Loved his thoughts on systematic theology:
I love studying theology, but I've noticed that theology has little tolerance for loose ends. As the study of God, it mostly uses human tools like logic and interpretation and systems to define Him and how He works in our lives. Countless brilliant women and men have written penetrating works that help us think more clearly about God. They give us a rich theological heritage, and I encourage you to read them. But be careful. You can study God expertly in His parts and miss Him entirely in His Being. Sometimes I think today's evangelicals have dissected God, put Him in jars, labeled all His pats, and then breathed a sigh of relief. "Whew. Job done, they gasp. Now we have no more confusion about God. Now we have a God we can market. At least now we can be excruciatingly confident that 'our team' is right"

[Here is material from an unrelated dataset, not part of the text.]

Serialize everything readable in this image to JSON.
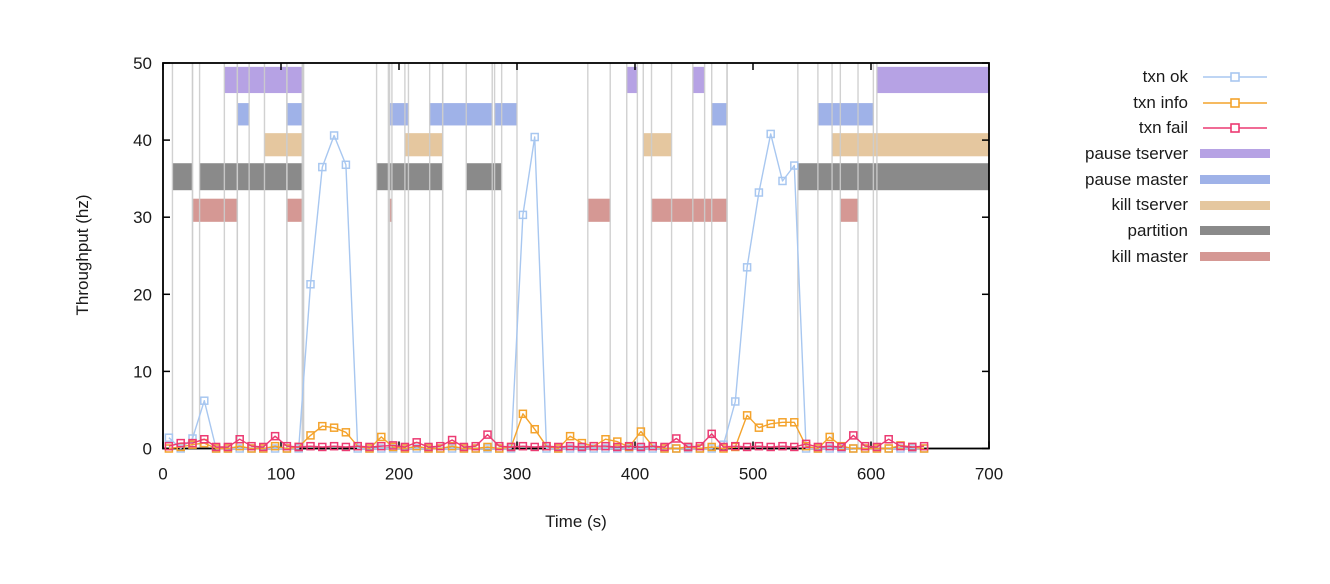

As right as body parts in formaldehyde.
I've found that theology, especially the systematic kind, becomes more helpful when you think of it as grammar. Grammar helps us read and write, but it can't on its own give us one memorable sentence. That's because grammar is a tool, not an end in itself. Meaningful communication is the end. Communication like, say, poetry. Yes, your grammar helps you to understand and experience a poem. But just when you're getting comfortable, a good poet will break a language rule, turn an image inside out. give you the slip, send you falling.
And there's nothing you can say in response but, "Hmm, good poem.I felt those words."
To help us encounter truths that would die if put into jars, Jesus showed us His kingdom in a gallery of poems, or word pictures. Each time He showed us another facet of what He wanted to teach. What He did not do was give us just one picture of His kingdom, much less a short dictionary definition. Of course, He could have. He could have dissected it for us - defined and dead - for all to inspect.
Instead, He gave us a multifaceted picture that is full of shape and contour and texture and tension and beauty and mess. It is both three-dimensional and experiential. To be known, this picture must be desired, received, and lived over and over again. In the genius of Jesus we find ourselves grasping aspects of the kingdom through a "living" definition that is growing and changing all the time. Not neat (that's dogma), not reduced (that's formula), not disassembled (that's dead).